After-Lab Questions:
1. What is meant by a primary standard?
A substance of a known high degree of purity that undergoes one invariable reaction with the other
reactant of interest is a primary standard.
2. What is a secondary standard?
A secondary standard is a solution that has been titrated against a primary standard.
3. What is an indirect titration?
An indirect titration determines the concentration of an analyte by reacting it with a known number of
moles of excess reagent.
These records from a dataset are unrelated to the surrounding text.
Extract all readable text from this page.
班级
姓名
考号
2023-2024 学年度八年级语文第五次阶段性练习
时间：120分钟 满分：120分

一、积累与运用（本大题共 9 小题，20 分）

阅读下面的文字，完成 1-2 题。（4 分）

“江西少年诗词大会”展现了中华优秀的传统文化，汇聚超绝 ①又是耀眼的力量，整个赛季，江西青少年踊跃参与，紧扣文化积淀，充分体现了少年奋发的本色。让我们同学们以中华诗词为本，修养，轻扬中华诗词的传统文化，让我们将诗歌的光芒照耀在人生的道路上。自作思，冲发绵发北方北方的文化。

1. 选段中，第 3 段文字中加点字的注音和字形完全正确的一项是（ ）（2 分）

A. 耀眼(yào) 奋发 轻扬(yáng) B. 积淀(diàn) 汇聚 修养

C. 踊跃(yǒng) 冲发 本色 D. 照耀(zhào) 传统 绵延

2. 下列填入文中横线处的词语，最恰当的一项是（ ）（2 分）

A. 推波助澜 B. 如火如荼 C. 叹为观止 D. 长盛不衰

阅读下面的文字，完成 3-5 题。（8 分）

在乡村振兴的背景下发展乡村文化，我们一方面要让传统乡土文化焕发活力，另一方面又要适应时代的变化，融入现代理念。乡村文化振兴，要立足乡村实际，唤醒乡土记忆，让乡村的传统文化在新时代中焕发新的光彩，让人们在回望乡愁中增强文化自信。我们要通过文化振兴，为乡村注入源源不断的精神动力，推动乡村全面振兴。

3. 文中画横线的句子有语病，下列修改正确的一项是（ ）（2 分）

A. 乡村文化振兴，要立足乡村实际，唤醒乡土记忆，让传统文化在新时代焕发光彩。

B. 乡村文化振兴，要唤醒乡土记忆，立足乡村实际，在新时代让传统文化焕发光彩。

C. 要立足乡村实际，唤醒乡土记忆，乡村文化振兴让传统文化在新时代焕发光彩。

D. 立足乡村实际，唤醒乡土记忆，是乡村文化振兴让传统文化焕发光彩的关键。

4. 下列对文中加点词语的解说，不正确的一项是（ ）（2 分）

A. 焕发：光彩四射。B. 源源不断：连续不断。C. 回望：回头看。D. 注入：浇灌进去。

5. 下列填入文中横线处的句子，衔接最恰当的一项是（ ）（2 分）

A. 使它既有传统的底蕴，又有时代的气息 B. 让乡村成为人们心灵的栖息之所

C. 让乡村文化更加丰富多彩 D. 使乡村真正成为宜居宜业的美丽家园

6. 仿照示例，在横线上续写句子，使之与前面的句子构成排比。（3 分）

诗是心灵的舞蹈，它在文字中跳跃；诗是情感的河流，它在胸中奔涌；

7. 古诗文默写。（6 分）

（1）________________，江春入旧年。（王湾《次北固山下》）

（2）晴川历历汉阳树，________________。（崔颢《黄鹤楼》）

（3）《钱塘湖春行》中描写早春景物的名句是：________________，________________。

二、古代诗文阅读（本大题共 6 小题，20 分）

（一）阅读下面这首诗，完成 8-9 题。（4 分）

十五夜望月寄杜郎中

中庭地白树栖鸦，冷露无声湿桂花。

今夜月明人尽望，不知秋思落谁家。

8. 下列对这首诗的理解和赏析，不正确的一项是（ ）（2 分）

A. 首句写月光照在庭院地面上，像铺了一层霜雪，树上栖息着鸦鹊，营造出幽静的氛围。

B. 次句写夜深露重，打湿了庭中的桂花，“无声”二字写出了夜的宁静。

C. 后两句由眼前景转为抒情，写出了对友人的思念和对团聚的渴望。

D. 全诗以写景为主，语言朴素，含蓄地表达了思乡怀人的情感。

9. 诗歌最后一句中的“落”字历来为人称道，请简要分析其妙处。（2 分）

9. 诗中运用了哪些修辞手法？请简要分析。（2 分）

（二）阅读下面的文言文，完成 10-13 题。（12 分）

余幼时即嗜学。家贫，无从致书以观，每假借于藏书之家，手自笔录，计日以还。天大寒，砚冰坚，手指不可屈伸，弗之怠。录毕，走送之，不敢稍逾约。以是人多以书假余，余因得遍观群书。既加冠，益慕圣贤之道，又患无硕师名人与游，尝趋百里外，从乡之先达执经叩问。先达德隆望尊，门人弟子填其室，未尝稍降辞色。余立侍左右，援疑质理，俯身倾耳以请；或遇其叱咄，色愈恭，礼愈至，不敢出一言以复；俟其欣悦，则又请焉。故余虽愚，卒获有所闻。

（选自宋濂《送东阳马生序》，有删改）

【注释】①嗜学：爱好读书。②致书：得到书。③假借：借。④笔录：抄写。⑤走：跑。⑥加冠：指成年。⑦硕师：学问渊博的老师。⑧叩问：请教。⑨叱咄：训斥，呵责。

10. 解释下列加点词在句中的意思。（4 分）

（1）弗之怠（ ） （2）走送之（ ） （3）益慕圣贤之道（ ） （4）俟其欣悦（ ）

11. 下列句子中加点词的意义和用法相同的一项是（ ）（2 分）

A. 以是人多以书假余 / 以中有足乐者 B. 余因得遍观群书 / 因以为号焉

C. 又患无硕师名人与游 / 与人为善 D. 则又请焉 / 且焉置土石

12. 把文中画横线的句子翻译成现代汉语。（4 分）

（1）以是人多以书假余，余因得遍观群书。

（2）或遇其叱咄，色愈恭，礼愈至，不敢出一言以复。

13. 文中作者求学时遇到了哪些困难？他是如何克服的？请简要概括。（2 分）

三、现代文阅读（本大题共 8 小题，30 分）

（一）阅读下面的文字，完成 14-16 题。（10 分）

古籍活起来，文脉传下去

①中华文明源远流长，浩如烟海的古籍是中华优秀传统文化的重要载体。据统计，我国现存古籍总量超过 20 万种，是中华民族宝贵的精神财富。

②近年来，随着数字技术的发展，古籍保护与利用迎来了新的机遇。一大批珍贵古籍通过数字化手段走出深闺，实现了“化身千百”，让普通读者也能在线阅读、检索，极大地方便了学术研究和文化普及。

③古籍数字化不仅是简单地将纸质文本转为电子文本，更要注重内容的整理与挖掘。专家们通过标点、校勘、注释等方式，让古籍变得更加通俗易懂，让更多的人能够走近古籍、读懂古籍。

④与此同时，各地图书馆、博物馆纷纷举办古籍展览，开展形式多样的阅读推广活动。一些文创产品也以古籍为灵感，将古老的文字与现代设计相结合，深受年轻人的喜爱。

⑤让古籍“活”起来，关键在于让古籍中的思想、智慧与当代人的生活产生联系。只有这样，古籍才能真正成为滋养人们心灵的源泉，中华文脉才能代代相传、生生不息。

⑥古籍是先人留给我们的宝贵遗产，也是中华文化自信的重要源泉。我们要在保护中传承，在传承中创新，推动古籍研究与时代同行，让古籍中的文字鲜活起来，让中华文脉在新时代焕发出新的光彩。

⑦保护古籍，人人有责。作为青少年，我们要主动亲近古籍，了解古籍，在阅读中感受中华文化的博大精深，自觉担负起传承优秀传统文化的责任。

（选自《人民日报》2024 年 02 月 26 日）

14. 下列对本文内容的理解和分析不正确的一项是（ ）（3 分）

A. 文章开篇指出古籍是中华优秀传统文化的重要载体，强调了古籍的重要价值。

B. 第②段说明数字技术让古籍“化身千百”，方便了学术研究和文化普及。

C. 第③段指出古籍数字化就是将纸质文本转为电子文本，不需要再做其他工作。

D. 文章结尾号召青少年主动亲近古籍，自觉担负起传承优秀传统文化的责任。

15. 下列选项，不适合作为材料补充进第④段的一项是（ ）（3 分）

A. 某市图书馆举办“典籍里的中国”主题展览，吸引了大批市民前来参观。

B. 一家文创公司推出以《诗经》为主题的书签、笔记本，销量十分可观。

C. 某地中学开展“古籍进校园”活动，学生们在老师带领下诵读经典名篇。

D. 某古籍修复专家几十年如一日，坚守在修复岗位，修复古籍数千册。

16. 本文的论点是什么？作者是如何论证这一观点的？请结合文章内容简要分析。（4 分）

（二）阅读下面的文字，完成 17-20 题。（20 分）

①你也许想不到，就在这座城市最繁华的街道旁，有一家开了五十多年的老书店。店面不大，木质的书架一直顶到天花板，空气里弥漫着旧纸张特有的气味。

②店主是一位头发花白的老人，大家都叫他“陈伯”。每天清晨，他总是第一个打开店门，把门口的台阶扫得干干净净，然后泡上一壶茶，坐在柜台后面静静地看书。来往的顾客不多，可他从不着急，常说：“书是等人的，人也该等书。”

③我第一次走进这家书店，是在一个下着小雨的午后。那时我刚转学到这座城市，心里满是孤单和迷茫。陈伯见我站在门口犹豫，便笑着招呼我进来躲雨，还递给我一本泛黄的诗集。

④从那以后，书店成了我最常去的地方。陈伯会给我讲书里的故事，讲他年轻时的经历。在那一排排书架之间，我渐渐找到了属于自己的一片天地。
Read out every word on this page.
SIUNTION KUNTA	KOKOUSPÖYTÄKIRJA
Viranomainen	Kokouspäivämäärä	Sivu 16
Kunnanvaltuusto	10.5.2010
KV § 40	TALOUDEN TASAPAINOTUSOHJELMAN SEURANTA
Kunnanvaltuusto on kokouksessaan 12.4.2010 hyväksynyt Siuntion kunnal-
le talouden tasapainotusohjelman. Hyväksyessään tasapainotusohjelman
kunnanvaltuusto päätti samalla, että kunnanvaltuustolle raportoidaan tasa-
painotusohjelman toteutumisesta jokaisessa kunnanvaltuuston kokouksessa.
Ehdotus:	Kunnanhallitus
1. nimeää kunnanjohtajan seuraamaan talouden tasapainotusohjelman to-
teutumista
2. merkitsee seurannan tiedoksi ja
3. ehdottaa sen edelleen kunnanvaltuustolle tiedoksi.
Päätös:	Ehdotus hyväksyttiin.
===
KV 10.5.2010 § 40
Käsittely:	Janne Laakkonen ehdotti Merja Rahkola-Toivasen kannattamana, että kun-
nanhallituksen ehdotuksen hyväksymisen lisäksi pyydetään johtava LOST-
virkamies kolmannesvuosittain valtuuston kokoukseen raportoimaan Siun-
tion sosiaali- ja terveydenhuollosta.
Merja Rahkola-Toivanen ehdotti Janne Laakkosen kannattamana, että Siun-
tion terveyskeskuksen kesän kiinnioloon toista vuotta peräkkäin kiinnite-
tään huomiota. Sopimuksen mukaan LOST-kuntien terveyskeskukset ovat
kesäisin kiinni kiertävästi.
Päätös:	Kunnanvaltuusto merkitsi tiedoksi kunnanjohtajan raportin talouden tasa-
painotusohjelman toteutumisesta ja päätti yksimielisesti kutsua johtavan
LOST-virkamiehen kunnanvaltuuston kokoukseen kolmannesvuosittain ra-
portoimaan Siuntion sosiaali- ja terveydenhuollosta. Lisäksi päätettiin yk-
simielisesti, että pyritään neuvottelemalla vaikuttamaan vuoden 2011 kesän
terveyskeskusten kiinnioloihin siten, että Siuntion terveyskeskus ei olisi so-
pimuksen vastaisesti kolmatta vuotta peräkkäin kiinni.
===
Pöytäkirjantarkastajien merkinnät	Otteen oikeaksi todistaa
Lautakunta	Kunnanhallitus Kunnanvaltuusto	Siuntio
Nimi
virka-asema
The excess reagent is then titrated with a second reagent. The concentration of
the analyte in the original solution is then related to the amount of reagent consumed.
4. Define titrant:
Titrant is a solution of known concentration, which is titrated to another solution to determine the
concentration of a second chemical species.